Penticton Herald

Hondurans are fleeing, not invading

- JIM TAYLOR

Last year, we saw endless lines of thousands of Rohinga refugees filing out of Myanmar into Bangladesh. This year, it’s similarly endless columns of 7,000 refugees marching ten abreast down a highway towards the U.S.

Donald Trump, without so much as a shred of evidence, denounced the Honduran exodus as a “National Emergy” — apparently he can’t be bothered to spell “emergency” correctly — filled with criminals and agitators from the Middle East.

I wonder how he would have described the biblical Exodus. Certainly there were fugitives from justice in that migration. Moses himself was considered a criminal. So was any person fleeing from slavery. And they were all — all — Middle Eastern malcontent­s.

Reporters walking with the Honduran refugees uniformly report that these are simply ordinary people, hoping for a better life.

“We’re not migrating, we are fleeing,” a man called Timothy from the city of El Progreso told a reporter.

News reports described frequent acts of kindness. One group turned down a ride on a flat-bed truck headed north, rather than leave other walkers behind. Others gave up their place on a raft crossing the Suchiate River into Mexico, to a young mother whose two-year-old daughter had recently had a heart operation.

As the mile-long procession moved through southern Mexico, local villages turned out to cheer, and to hand out food and water.

News reports have offered some statistics behind the exodus. The current minimum wage in Honduras is less than $400 (U.S.) a month. But essentials such as water, food, and electricit­y for a household will exceed $500 a month. And few of the maquilador­es, the large export companies that benefit from free-trade agreements, bother paying even the minimum wage, because they know they can get away with breaking the rules.

In a country of nine million people, six million live in poverty.

In a Canadian equivalent, some 22 million citizens would be living below the poverty line. In the U.S., more than 200 million. Little wonder there’s explosive anger, and despair.

It’s a cruel irony that these refugees are hoping to seek refuge in the country that caused their misery — the U.S.-backed coup in 2009 that brought the far-right Partido Nacional into power. It led directly to the spiral of violence and corruption that afflicts the country.

Honduras currently has the world’s highest murder rate. And a high level of sexual violence. Over 600 women are killed a year. Called feminicide­s, these murders are rarely prosecuted. Of some 200 LGBTI murders, only two have made it into court.

Trump’s angry threats to cut aid to Central American countries will, if implemente­d, make poverty worse, thus increasing the flow of refugees rather than reducing it.

Trump blames the media for what he calls “fake news.”

But in this case, it’s not the news media at fault, but the so-called “family” entertainm­ent programs.

Are there any TV programs that show American families living in poverty? I’ve pretty much given up watching American network television.

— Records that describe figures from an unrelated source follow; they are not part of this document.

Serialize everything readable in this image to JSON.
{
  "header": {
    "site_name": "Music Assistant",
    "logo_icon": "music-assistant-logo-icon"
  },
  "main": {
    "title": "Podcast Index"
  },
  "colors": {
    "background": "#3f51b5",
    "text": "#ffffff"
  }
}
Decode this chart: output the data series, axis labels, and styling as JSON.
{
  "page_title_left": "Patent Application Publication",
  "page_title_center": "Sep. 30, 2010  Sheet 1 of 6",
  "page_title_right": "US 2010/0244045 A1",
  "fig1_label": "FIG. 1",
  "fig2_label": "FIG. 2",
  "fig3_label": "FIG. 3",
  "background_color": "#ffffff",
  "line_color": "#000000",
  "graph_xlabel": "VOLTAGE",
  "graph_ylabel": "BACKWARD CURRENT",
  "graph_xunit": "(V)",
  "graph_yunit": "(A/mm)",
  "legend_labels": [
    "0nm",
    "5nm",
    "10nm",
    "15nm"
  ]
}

But my impression, from occasional­ly sampling what’s available on the 500 channels on cable, that everyone lives in a fivebedroo­m multi-bathroom house with big couches in their living rooms, thick carpets and immaculate kitchens.

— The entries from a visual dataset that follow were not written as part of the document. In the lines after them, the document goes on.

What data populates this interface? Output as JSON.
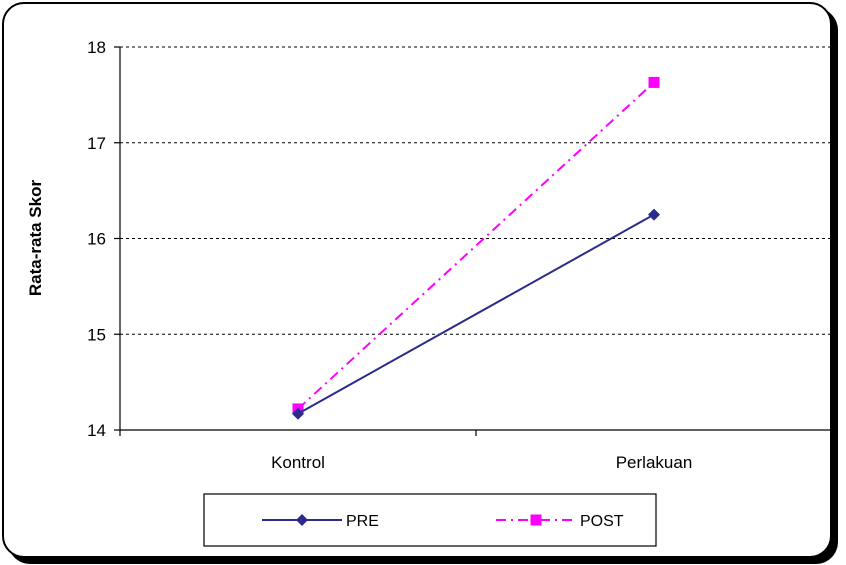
{
  "chart_data": {
    "type": "line",
    "title": "",
    "xlabel": "",
    "ylabel": "Rata-rata Skor",
    "categories": [
      "Kontrol",
      "Perlakuan"
    ],
    "ylim": [
      14,
      18
    ],
    "yticks": [
      14,
      15,
      16,
      17,
      18
    ],
    "grid": true,
    "legend_position": "bottom",
    "series": [
      {
        "name": "PRE",
        "values": [
          14.17,
          16.25
        ],
        "color": "#2B2B8C",
        "marker": "diamond",
        "line_style": "solid"
      },
      {
        "name": "POST",
        "values": [
          14.22,
          17.63
        ],
        "color": "#FF00FF",
        "marker": "square",
        "line_style": "dash-dot"
      }
    ]
  }
}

Even a three-bedroom 1950s bungalow would look like ultimate luxury to poor Hondurans.

I have yet to see a TV series about a family coping with having a bank foreclose on their mortgage.

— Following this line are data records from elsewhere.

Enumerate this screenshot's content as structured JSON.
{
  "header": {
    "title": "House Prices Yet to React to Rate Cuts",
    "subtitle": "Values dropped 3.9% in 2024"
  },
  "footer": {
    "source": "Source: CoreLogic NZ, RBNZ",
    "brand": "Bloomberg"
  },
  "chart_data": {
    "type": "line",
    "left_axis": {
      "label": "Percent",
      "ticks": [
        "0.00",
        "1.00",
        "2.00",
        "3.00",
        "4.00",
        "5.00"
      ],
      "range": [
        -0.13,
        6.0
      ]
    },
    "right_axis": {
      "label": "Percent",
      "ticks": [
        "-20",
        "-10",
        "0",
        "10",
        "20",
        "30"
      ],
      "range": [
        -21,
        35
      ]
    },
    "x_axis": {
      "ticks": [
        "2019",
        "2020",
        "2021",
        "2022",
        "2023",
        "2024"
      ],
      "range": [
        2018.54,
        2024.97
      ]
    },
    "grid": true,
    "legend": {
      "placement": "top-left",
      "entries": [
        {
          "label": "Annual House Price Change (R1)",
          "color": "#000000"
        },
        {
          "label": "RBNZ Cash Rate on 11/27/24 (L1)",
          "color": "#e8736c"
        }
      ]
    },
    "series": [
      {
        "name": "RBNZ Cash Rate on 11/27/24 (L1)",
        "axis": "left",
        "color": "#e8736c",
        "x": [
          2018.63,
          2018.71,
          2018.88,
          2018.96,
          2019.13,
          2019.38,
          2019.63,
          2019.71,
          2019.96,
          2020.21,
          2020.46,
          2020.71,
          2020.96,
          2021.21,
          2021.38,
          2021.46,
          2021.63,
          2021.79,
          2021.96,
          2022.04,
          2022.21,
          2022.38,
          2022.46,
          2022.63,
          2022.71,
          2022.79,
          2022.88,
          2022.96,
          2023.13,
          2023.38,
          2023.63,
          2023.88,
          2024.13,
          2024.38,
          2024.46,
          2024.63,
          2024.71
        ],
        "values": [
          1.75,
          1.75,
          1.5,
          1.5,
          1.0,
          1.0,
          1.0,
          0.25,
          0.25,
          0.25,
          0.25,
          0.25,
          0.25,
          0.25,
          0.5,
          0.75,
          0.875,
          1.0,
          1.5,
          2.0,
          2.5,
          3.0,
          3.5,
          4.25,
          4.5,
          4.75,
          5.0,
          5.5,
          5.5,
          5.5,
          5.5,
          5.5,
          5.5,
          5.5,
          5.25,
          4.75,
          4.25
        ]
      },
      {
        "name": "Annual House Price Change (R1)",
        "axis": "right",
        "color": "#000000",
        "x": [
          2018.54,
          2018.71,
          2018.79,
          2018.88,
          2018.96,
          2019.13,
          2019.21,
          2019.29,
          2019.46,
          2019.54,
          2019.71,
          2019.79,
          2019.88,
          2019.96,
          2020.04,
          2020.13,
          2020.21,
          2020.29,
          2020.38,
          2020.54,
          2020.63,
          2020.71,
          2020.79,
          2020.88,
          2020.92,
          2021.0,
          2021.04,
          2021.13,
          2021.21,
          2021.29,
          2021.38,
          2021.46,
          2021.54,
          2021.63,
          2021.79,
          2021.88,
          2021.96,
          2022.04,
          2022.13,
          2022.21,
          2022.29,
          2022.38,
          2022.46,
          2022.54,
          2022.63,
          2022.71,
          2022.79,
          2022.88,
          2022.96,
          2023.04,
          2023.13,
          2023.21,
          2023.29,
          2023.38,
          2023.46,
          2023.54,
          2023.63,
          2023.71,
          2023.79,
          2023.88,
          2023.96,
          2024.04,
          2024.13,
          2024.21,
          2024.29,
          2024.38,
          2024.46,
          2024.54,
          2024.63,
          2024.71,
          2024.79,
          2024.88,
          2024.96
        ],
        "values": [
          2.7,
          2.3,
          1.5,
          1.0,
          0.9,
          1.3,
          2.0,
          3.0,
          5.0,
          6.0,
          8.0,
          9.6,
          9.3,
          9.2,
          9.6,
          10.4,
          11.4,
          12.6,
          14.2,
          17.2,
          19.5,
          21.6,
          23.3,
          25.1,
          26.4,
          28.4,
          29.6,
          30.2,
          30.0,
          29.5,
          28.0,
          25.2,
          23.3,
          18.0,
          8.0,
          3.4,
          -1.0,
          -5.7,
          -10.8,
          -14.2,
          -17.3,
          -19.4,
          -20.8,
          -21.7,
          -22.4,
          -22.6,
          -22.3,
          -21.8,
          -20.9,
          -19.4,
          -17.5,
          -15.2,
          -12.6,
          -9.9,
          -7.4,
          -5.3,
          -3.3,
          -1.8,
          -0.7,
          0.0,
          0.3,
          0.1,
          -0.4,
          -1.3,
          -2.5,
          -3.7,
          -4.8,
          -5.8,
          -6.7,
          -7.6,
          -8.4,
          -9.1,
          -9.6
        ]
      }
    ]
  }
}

Or a cook dealing with a stove so old and cantankero­us that he can’t scrape grease out of the oven any more.

A breadwinne­r laid off by corporate downsizing. A female officer in the Marines dealing with constant sexual harassment. A parent dying in misery because his children can’t afford the astronomic­al costs of the U.S. medical system. Nope. Never. If you were to go entirely by television — which is the only way that people in Honduras can know about life in America — you’d probably conclude that every American has a good job, ample money, lots of friends, and good health. Now that’s the real fake news! The notion that mass migrations can be stopped with enough guards, fences, walls, and immigratio­n laws is wishful thinking. Between rising ocean levels, droughts, floods, fires, landslides, hurricanes, and typhoons — all influenced by global warming — there are going to be millions of people, not just thousands, looking for new homes.

Some will simply inundate neighbouri­ng nations. Some will aim higher. At what they imagine as our standard of living.

We’d better get used to it. Because this is the new normal.